Question

Find the polynomial of minimum degree, with real coefficients, zeros at x=4±2⋅i and x=−8, and y-intercept at −480. Write your answer in standard form.

Answer 1

The polynomial is found by creating factors from the given zeros (both the real zero and the conjugate pair of complex zeros), multiplying them, and scaling the result to achieve the specified y-intercept.

Step-by-step explanation:

The question is asking us to find the polynomial of minimum degree with real coefficients that has specific zeros and a y-intercept. Since complex zeros in polynomials with real coefficients come in conjugate pairs, the zeros at x=4+2i and x=4-2i must be included. Additionally, we have the zero at x=-8. To find the polynomial, we multiply the factors associated with these zeros: (x-(4+2i))(x-(4-2i))(x-(-8)). Expanding this and simplifying will give us a cubic polynomial.

To ensure the y-intercept is at -480, we need to multiply our polynomial by a constant that will scale the y-intercept accordingly. If we set x=0 in the polynomial, the value we obtain is the y-intercept.
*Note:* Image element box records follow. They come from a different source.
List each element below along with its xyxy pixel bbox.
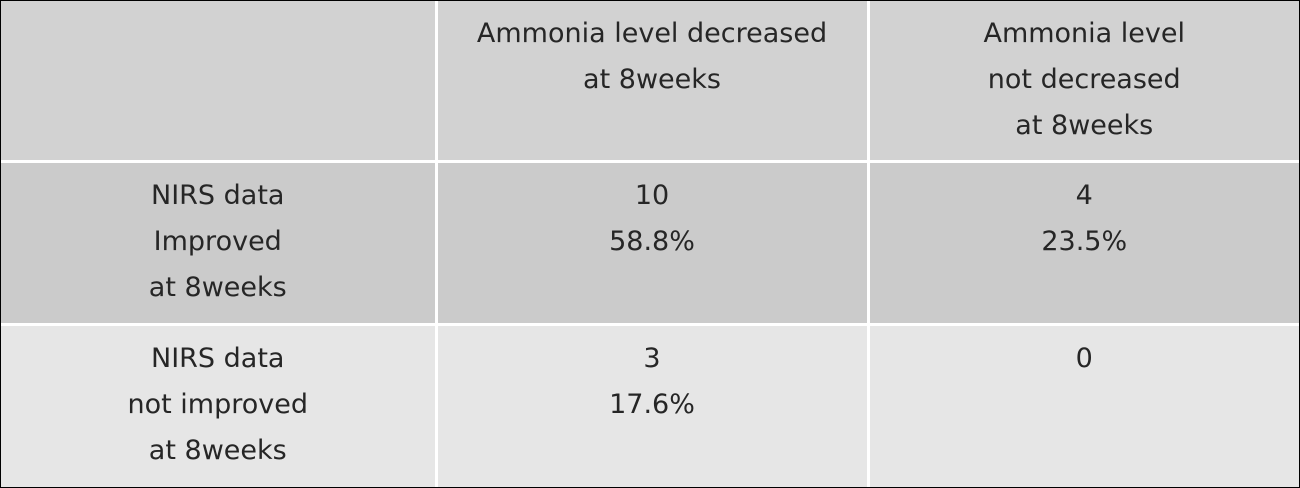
data-cell: 4 23.5% <box>869 162 1299 323</box>
data-cell: 3 17.6% <box>437 325 867 487</box>
row-header: NIRS data Improved at 8weeks <box>1 162 435 323</box>
cell-text: 4 <box>1075 179 1093 211</box>
cell-text: not decreased <box>987 64 1181 95</box>
corner-cell <box>1 1 435 160</box>
data-cell: 0 <box>869 325 1299 487</box>
cell-text: NIRS data <box>151 179 285 211</box>
cell-text: 58.8% <box>609 225 695 257</box>
cell-text: not improved <box>127 388 309 420</box>
cell-text: 17.6% <box>609 388 695 420</box>
cell-text: 0 <box>1075 342 1093 374</box>
row-header: NIRS data not improved at 8weeks <box>1 325 435 487</box>
cell-text: NIRS data <box>151 342 285 374</box>
cell-text: 10 <box>634 179 670 211</box>
cell-text: 3 <box>643 342 661 374</box>
cell-text: at 8weeks <box>583 64 721 95</box>
cell-text: at 8weeks <box>148 271 287 303</box>
cell-text: Ammonia level <box>983 18 1186 49</box>
cell-text: at 8weeks <box>1015 110 1154 141</box>
cell-text: at 8weeks <box>148 434 287 466</box>
cell-text: 23.5% <box>1041 225 1128 257</box>
column-header: Ammonia level not decreased at 8weeks <box>869 1 1299 160</box>
column-header: Ammonia level decreased at 8weeks <box>437 1 867 160</box>
cell-text: Ammonia level decreased <box>476 18 828 49</box>
data-cell: 10 58.8% <box>437 162 867 323</box>
cell-text: Improved <box>153 225 282 257</box>
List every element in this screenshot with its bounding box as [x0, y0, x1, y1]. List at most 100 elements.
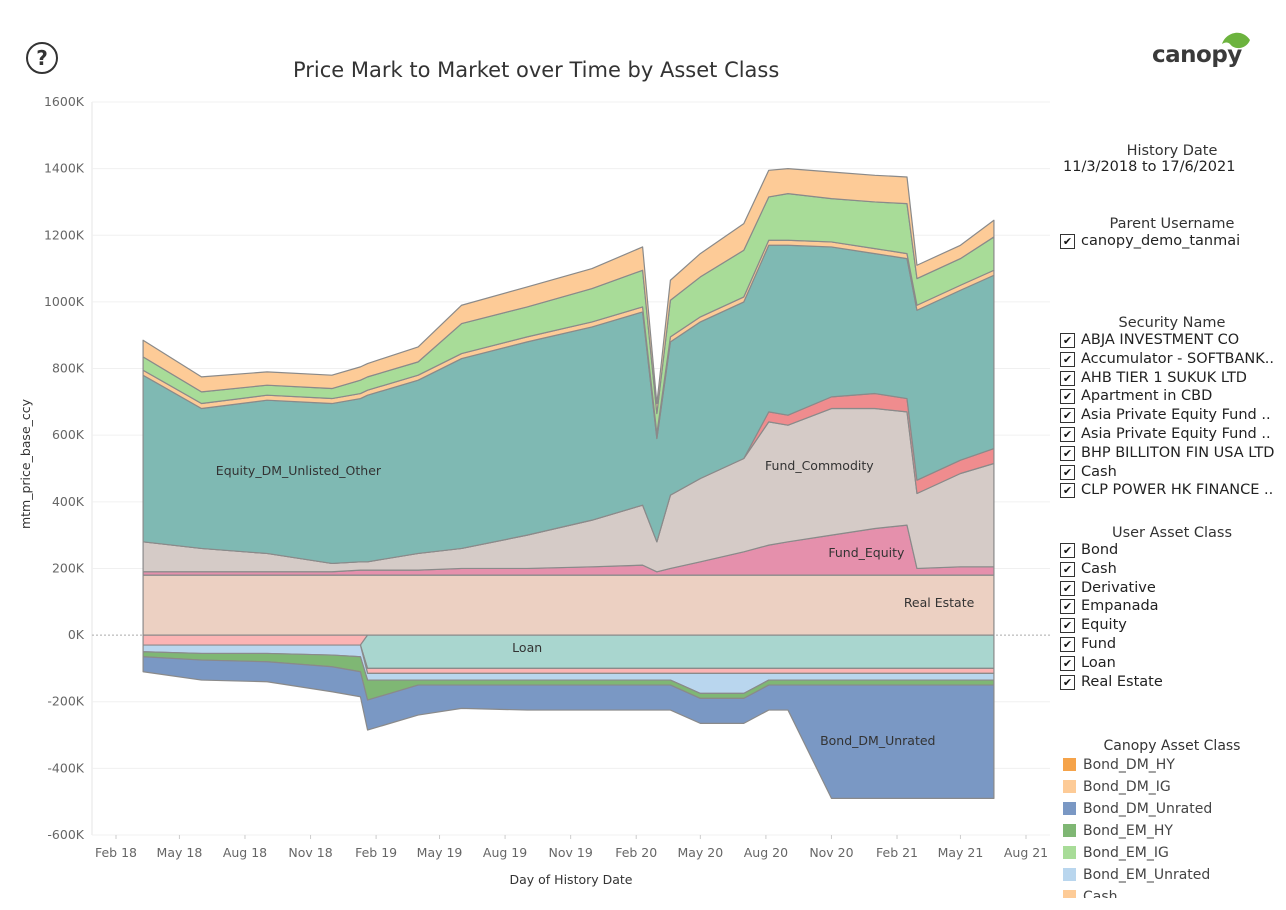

To get -480, we will have to adjust the leading coefficient of the polynomial so that when x=0, the polynomial evaluates to -480.

Answer 2

The polynomial of minimum degree is
`p(x) = x^(4)-3\cdot x^(3)-44\cdot x^(2)+292\cdot x-480`.

Step-by-step explanation:

According to the statement, we appreciate that polynomial pass through the following points:

(i)
`(4 + 2\,i,0)`, (ii)
`(4 - 2\,i, 0)`, (iii)
`(-8, 0)`, (iv)
`(0, -480)`

From Algebra we know that any n-th grade polynomial can be constructed by knowing n+1 different points. Hence, the polynomial of minimum degree is a quartic function. The polynomial has the following form:

`p(x) = (x-4-2\,i)\cdot (x-4+2\,i)\cdot (x+8)\cdot (x-r_(1))`

We proceed to expand the expression until standard form is obtained:

`p(x) = (x^(2)-4\cdot x-2\,i\cdot x-4\cdot x +16+8\,i+2\,i\cdot x-8\,i+4)\cdot (x+8)\cdot (x-r_(1))`

`p(x) = (x^(2)-8\cdot x+20)\cdot (x+8)\cdot (x-r_(1))`

`p(x) = (x^(3)-8\cdot x^(2)+20\cdot x +8\cdot x^(2)-64\cdot x+160)\cdot (x-r_(1))`

`p(x) = (x^(3)-44\cdot x +160)\cdot (x-r_(1))`

If we know that
`p (0) = -480`, then:

`-480=160\cdot (-r_(1))`

`-160\cdot r_(1) = -480`

`r_(1) = 3`

Then, the polynomial is:

`p(x) = (x^(3)-44\cdot x +160)\cdot (x-3)`

`p(x) = x^(4)-44\cdot x^(2)+160\cdot x-3\cdot x^(3)+132\cdot x -480`

`p(x) = x^(4)-3\cdot x^(3)-44\cdot x^(2)+292\cdot x-480`

The polynomial of minimum degree is
`p(x) = x^(4)-3\cdot x^(3)-44\cdot x^(2)+292\cdot x-480`.